How can a piece of flatbread (lahmacun) ignite a culture war? Why is a TV show about the Ottoman past less about the 16th century and more about the cultural conflicts of today? What does a Brazilian soccer star’s passport reveal about the boundaries of being Turkish? In contemporary Türkiye, the grandest social forces—modernization, nationalism, and religious revival—are not abstract currents but are lived, breathed, and contested in the most intimate corners of everyday life.
In this book, the author takes readers on an unconventional journey through the symbolic playgrounds of modern Türkiye, using eleven key “junctions”—from a mafia assassin’s bullet and a telephone scam to a pop diva’s identity—to map the nation’s cultural and moral fault lines. The book moves beyond simple binaries of East vs. West or secular vs. religious to reveal a far more complex and interesting reality.
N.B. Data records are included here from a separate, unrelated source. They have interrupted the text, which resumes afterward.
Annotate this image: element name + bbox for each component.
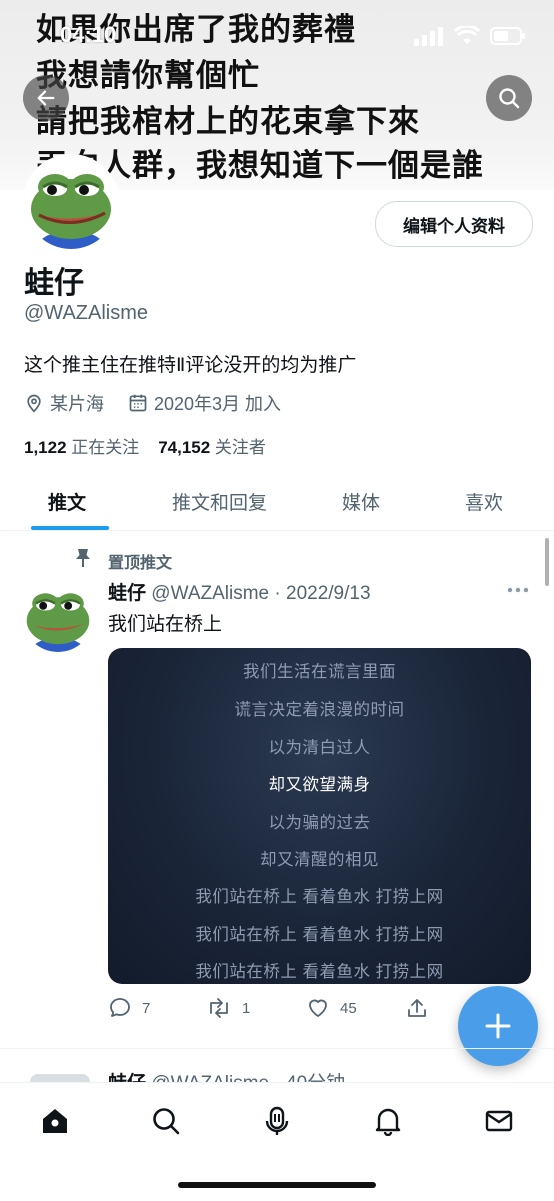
profile-joined: 2020年3月 加入: [154, 394, 282, 414]
next-tweet-author-handle: @WAZAlisme: [151, 1073, 269, 1082]
notifications-icon: [375, 1108, 401, 1136]
tweet-date[interactable]: · 2022/9/13: [274, 583, 370, 604]
tweet-divider: [0, 1048, 554, 1049]
nav-home[interactable]: [37, 1103, 73, 1139]
pin-icon: [76, 549, 90, 567]
profile-avatar[interactable]: [22, 154, 120, 252]
like-action[interactable]: 45: [306, 996, 357, 1020]
followers-link[interactable]: 74,152 关注者: [158, 438, 266, 457]
nav-messages[interactable]: [481, 1103, 517, 1139]
following-label: 正在关注: [71, 438, 140, 457]
share-action[interactable]: [405, 996, 429, 1020]
reply-count: 7: [142, 999, 151, 1017]
followers-label: 关注者: [214, 438, 266, 457]
next-tweet-avatar[interactable]: [30, 1074, 90, 1082]
tweet-author-handle[interactable]: @WAZAlisme: [151, 583, 269, 604]
location-icon: [27, 394, 41, 413]
next-tweet-time: · 40分钟: [274, 1073, 345, 1082]
next-tweet-header[interactable]: 蛙仔 @WAZAlisme · 40分钟: [108, 1068, 345, 1082]
tab-likes[interactable]: 喜欢: [465, 488, 503, 515]
tweet-text: 我们站在桥上: [108, 614, 223, 635]
nav-explore[interactable]: [148, 1103, 184, 1139]
search-button[interactable]: [486, 75, 532, 121]
retweet-icon: [210, 998, 228, 1018]
banner-text-line-2: 我想請你幫個忙: [36, 58, 260, 94]
profile-meta: 某片海 2020年3月 加入: [24, 390, 281, 416]
tab-tweets[interactable]: 推文: [48, 488, 86, 515]
lyric-line: 谎言决定着浪漫的时间: [234, 701, 405, 719]
banner-text-line-3: 請把我棺材上的花束拿下來: [36, 104, 420, 140]
like-icon: [309, 999, 327, 1017]
lyric-line: 我们生活在谎言里面: [243, 663, 396, 681]
status-time: 04:10: [60, 22, 117, 47]
following-count: 1,122: [24, 438, 67, 457]
profile-name: 蛙仔: [24, 267, 84, 300]
active-tab-indicator: [31, 526, 109, 530]
tab-media[interactable]: 媒体: [342, 488, 380, 515]
pepe-avatar-image: [22, 580, 94, 652]
nav-spaces[interactable]: [259, 1103, 295, 1139]
profile-location: 某片海: [50, 394, 104, 414]
back-icon: [37, 90, 55, 106]
profile-tabs: 推文 推文和回复 媒体 喜欢: [0, 474, 554, 531]
reply-action[interactable]: 7: [108, 996, 150, 1020]
profile-handle: @WAZAlisme: [24, 302, 149, 324]
cellular-icon: [414, 27, 443, 46]
messages-icon: [485, 1110, 513, 1132]
home-indicator: [178, 1182, 376, 1188]
lyric-line: 以为骗的过去: [268, 814, 371, 832]
lyric-line: 以为清白过人: [268, 739, 371, 757]
nav-notifications[interactable]: [370, 1103, 406, 1139]
retweet-count: 1: [242, 999, 251, 1017]
profile-bio: 这个推主住在推特Ⅱ评论没开的均为推广: [24, 355, 357, 376]
calendar-icon: [129, 394, 147, 412]
like-count: 45: [340, 999, 357, 1017]
pinned-label: 置顶推文: [108, 555, 173, 572]
lyric-line: 我们站在桥上 看着鱼水 打捞上网: [195, 926, 444, 944]
back-button[interactable]: [23, 75, 69, 121]
spaces-icon: [265, 1106, 289, 1135]
scrollbar[interactable]: [545, 538, 549, 586]
lyric-line: 我们站在桥上 看着鱼水 打捞上网: [195, 963, 444, 981]
lyric-line: 我们站在桥上 看着鱼水 打捞上网: [195, 888, 444, 906]
wifi-icon: [454, 26, 480, 44]
reply-icon: [110, 998, 130, 1017]
tweet-header: 蛙仔 @WAZAlisme · 2022/9/13: [108, 578, 371, 605]
share-icon: [408, 999, 426, 1017]
following-link[interactable]: 1,122 正在关注: [24, 438, 139, 457]
lyric-line-highlighted: 却又欲望满身: [268, 776, 371, 794]
compose-tweet-button[interactable]: [458, 986, 538, 1066]
compose-icon: [485, 1013, 511, 1039]
follow-stats: 1,122 正在关注 74,152 关注者: [24, 433, 266, 458]
battery-icon: [490, 27, 525, 45]
more-icon[interactable]: [506, 586, 530, 594]
tab-tweets-and-replies[interactable]: 推文和回复: [172, 488, 267, 515]
home-icon: [43, 1109, 67, 1133]
status-icons: [414, 26, 526, 46]
next-tweet-author-name: 蛙仔: [108, 1073, 146, 1082]
tweet-author-avatar[interactable]: [22, 580, 94, 652]
explore-icon: [153, 1108, 180, 1135]
tweet-media-video[interactable]: 我们生活在谎言里面 谎言决定着浪漫的时间 以为清白过人 却又欲望满身 以为骗的过…: [108, 648, 531, 984]
retweet-action[interactable]: 1: [206, 996, 250, 1020]
lyric-line: 却又清醒的相见: [260, 851, 379, 869]
pepe-avatar-image: [25, 157, 117, 249]
search-icon: [499, 88, 520, 109]
tweet-author-name[interactable]: 蛙仔: [108, 583, 146, 604]
edit-profile-button[interactable]: 编辑个人资料: [375, 201, 533, 247]
followers-count: 74,152: [158, 438, 211, 457]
At the heart of this analysis is the 40/30/30 rule, a groundbreaking new framework for understanding the surprising alliances that define Turkish politics. The author argues that a powerful Moral Bloc unites different segments of the population, demonstrating a fundamental truth of the nation’s public life: morality ultimately trumps culture. For anyone seeking to understand the deep structures of power, identity, and meaning that shape modern Türkiye, this book is an essential and compelling guide.